One limitation of the present research is the sample size. Although this sample size is larger than in most developmental research, an even larger sample size would have been preferable for LPAs, as it could provide more robust findings and support the interpretation of the small profiles (Spurk et al., 2020). Selecting profile solutions and then naming profiles is a nuanced and somewhat interpretative process. Our chosen profile solutions revealed distinct levels of metacognitive skills, particularly when examining the effectiveness of restudy selections. We selected the 3-factor solutions for reasons of interpretation; although these profile solutions fit the data well, a higher number of profiles may even fit the data better. In this study, we could not further pursue this due to sample size reasons (i.e., very small profiles would then emerge). We took a conservative approach to ensure we would not over-interpret solutions with very small profiles; however, our findings should be evaluated carefully. The 3-factor solutions may be a simplification of reality, and possibly, there is more heterogeneity in metacognition than what appears from our data. The main finding of the present research is that there are heterogeneous groups that clearly differ in the quality of procedural metacognition. The differences between profiles appear most pronounced for children’s effectiveness of restudy selections. However, we acknowledge that the reality may be more nuanced, and future research with much larger sample sizes should provide more insights into how many different metacognition profiles would emerge, how this may depend on children’s age, how profiles differ from each other, and how profiles may be most adequately named.
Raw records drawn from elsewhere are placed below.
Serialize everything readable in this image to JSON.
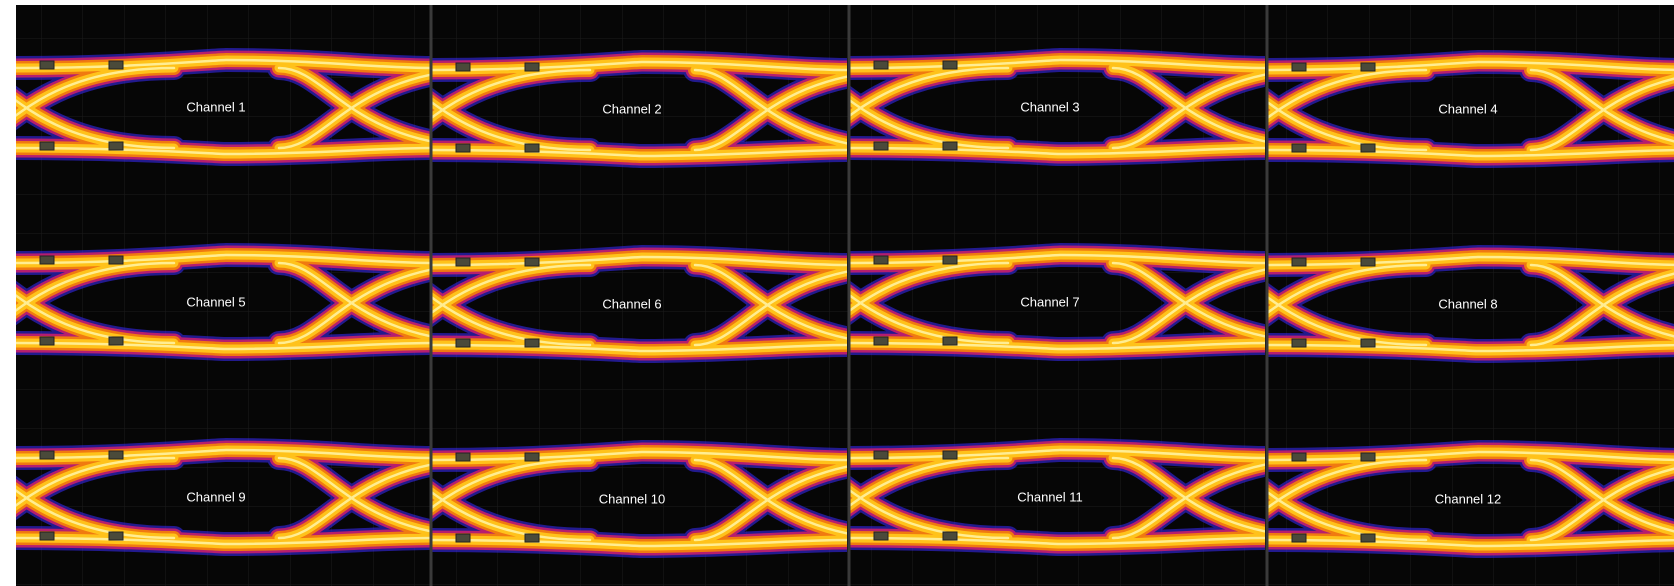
{
  "panels": [
    {
      "label": "Channel 1"
    },
    {
      "label": "Channel 2"
    },
    {
      "label": "Channel 3"
    },
    {
      "label": "Channel 4"
    },
    {
      "label": "Channel 5"
    },
    {
      "label": "Channel 6"
    },
    {
      "label": "Channel 7"
    },
    {
      "label": "Channel 8"
    },
    {
      "label": "Channel 9"
    },
    {
      "label": "Channel 10"
    },
    {
      "label": "Channel 11"
    },
    {
      "label": "Channel 12"
    }
  ]
}
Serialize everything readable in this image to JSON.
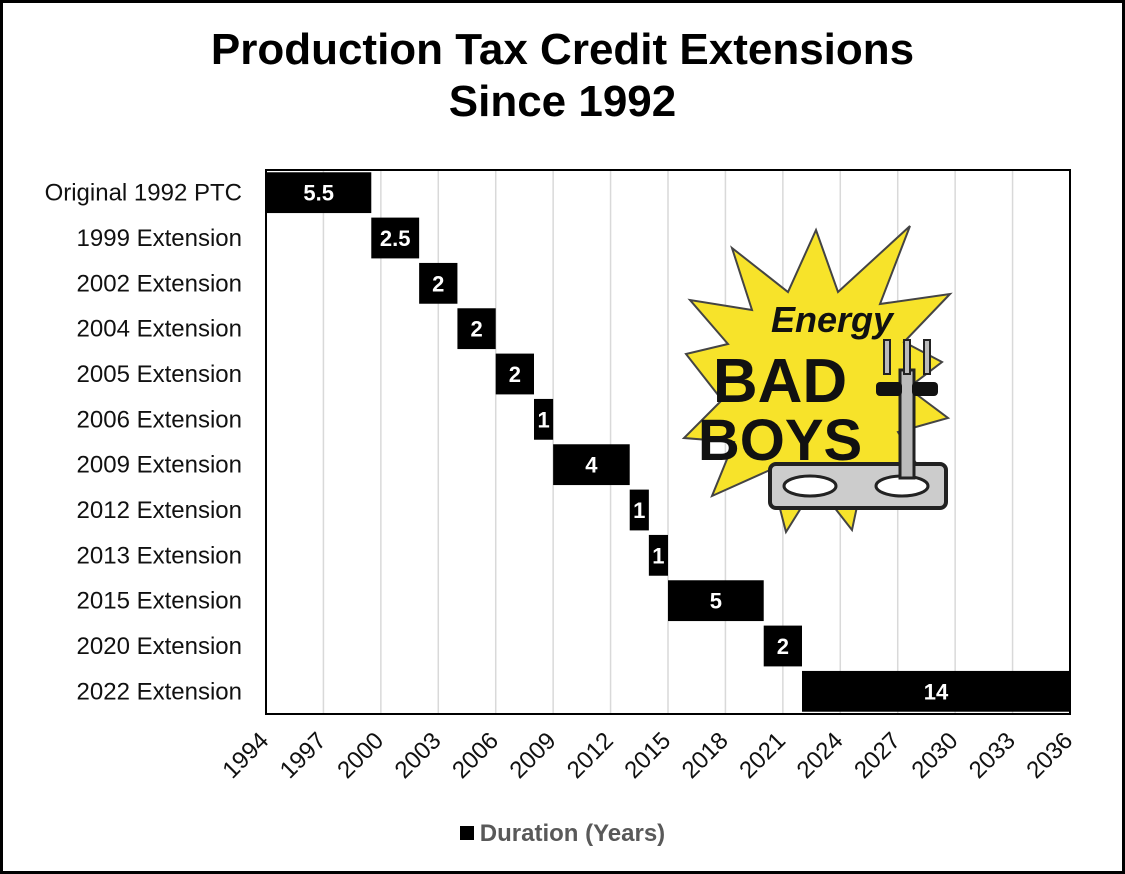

When aiming to holistically understand metacognitive skills, a limitation is that we only had verbal metamemory tasks, asking children to memorize materials and then retrieve this information when taking the test. Interpretations about the extent to which the level of metacognitive skills is similar for multiple tasks may be different when verbal tasks are combined with non-verbal tasks (as done, e.g., by Bellon et al., 2020). Moreover, we only had one indicator of monitoring per task (CJs) and two indicators of control (restudy selections and decision accuracy). All these measures of metacognition were retrospective, such that these were collected after children completed test questions. Future research should aim to extend results with more varied task types and other measures of metacognition (e.g., combining prospective and retrospective judgments).
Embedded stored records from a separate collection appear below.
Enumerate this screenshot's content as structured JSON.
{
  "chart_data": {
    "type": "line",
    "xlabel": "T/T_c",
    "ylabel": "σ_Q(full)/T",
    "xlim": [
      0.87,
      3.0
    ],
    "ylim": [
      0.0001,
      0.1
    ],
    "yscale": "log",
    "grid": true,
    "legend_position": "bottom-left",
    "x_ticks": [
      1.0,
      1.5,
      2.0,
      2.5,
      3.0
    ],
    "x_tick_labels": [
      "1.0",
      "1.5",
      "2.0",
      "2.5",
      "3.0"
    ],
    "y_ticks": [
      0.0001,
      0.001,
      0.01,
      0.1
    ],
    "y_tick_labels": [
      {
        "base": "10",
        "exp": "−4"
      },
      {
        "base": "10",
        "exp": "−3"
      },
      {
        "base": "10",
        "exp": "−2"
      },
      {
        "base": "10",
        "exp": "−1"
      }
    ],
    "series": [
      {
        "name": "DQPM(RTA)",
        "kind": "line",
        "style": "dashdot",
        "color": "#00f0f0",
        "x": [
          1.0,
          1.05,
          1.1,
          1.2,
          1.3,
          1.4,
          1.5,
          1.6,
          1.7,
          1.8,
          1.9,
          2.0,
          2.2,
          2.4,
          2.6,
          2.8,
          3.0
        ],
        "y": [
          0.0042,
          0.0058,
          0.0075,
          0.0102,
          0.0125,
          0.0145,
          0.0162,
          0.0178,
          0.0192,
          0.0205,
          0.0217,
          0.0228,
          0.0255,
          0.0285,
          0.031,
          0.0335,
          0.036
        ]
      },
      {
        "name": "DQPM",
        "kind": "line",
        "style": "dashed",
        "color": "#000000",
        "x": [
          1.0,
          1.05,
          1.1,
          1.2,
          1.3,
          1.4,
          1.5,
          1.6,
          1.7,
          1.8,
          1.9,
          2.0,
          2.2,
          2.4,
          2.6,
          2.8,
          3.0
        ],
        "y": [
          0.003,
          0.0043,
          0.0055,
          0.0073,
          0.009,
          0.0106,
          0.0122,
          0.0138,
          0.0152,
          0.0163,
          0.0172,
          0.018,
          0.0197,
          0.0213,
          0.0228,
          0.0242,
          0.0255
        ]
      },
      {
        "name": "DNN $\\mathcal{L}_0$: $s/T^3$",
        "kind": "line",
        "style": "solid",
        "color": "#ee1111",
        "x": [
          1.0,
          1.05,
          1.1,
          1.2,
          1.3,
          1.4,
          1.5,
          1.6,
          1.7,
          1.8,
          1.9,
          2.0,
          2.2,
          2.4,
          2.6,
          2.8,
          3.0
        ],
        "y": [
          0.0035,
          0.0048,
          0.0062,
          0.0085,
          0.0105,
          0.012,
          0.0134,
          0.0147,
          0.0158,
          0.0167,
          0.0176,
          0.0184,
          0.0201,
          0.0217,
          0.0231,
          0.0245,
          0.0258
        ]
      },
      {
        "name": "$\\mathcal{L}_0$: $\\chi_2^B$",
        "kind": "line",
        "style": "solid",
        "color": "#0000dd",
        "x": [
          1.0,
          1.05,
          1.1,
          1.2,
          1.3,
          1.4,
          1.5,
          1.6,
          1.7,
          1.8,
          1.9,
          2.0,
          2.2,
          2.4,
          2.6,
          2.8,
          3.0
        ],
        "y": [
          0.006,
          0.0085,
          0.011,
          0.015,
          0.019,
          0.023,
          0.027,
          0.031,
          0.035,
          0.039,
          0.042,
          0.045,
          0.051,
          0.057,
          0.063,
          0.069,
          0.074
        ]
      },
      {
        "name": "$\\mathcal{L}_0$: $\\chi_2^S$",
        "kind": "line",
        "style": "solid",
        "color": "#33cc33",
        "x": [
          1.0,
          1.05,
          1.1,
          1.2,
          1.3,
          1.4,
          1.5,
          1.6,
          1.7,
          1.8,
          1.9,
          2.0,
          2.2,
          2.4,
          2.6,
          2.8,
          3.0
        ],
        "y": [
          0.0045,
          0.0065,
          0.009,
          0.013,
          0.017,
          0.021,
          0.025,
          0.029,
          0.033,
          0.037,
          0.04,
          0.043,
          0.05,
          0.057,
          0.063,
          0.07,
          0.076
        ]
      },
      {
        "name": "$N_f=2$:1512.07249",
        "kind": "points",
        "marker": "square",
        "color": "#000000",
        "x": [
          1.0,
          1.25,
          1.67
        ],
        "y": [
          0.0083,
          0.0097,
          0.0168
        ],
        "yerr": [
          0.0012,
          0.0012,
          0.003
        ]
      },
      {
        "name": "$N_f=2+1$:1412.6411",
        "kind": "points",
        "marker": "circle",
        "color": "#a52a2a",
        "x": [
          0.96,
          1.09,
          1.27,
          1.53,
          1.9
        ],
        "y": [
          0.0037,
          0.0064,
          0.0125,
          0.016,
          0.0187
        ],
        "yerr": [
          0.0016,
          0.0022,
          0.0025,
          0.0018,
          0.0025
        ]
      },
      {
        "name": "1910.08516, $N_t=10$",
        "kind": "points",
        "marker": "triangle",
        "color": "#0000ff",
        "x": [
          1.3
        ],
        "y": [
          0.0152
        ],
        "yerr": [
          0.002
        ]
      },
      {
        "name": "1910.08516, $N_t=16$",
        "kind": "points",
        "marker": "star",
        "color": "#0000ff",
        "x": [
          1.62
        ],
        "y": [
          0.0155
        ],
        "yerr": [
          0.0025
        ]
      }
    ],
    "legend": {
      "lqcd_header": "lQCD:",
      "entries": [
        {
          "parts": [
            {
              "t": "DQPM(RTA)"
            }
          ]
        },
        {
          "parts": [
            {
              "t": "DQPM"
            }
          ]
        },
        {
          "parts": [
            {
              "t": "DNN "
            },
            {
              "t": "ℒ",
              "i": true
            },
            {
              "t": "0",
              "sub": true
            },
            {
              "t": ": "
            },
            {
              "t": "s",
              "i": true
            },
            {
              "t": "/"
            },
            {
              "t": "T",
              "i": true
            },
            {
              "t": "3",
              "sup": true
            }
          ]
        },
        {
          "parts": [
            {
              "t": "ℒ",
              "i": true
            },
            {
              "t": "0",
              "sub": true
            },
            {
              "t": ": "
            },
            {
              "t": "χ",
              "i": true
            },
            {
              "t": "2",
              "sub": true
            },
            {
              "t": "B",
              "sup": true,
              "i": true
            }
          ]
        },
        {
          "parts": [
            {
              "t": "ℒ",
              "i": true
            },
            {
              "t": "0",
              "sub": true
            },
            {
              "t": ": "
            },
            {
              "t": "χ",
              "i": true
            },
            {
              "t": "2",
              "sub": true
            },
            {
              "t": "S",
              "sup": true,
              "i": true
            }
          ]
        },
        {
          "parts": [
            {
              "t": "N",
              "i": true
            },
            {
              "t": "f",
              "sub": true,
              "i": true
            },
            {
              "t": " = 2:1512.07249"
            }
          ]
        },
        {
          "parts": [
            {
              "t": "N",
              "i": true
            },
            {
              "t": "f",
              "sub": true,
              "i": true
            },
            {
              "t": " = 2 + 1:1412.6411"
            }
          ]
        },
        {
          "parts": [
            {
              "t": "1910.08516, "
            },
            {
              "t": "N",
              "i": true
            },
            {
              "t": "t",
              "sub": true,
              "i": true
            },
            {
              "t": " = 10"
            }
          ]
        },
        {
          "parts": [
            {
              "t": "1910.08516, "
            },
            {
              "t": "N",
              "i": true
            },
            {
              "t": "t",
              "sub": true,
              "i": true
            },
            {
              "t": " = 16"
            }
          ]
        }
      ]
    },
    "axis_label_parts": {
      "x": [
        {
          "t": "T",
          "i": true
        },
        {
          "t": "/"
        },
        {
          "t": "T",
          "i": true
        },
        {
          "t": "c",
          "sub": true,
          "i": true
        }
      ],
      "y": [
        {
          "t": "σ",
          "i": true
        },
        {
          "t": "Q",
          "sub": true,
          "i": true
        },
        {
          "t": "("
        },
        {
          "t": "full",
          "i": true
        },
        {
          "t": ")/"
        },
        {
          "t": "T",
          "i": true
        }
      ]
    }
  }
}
In summary, heterogeneity between children in metacognition is often overlooked. Findings may advance measurement methods to assess procedural metacognition and to distinguish typical from at-risk development. The present study found different profiles of metacognition, varying in the quality of their monitoring and control skills and the generalizability of metacognition across tasks. Children mainly differed in the effectiveness of their restudy selections. Findings contribute to a better understanding of the typical development of metacognitive skills and offer insights for identifying at-risk development. While eight-year-old children with low metacognition tended to catch up over time, ten-year-old children who were low in metacognition were likely to continue falling behind and had limited chances of catching up later. Specifically, for older children, the inability to improve their learning and correct errors through restudy may signal a more prolonged risk. Approximately 15% of the children appeared to be at risk of severely lagging behind in metacognitive development over time. This suggests that educators should be aware of low metacognition in children from age ten onwards. Findings emphasize the importance of early identification of elementary school children with low metacognition and providing individualized support for improvement, given the limited likelihood of spontaneous catch-up.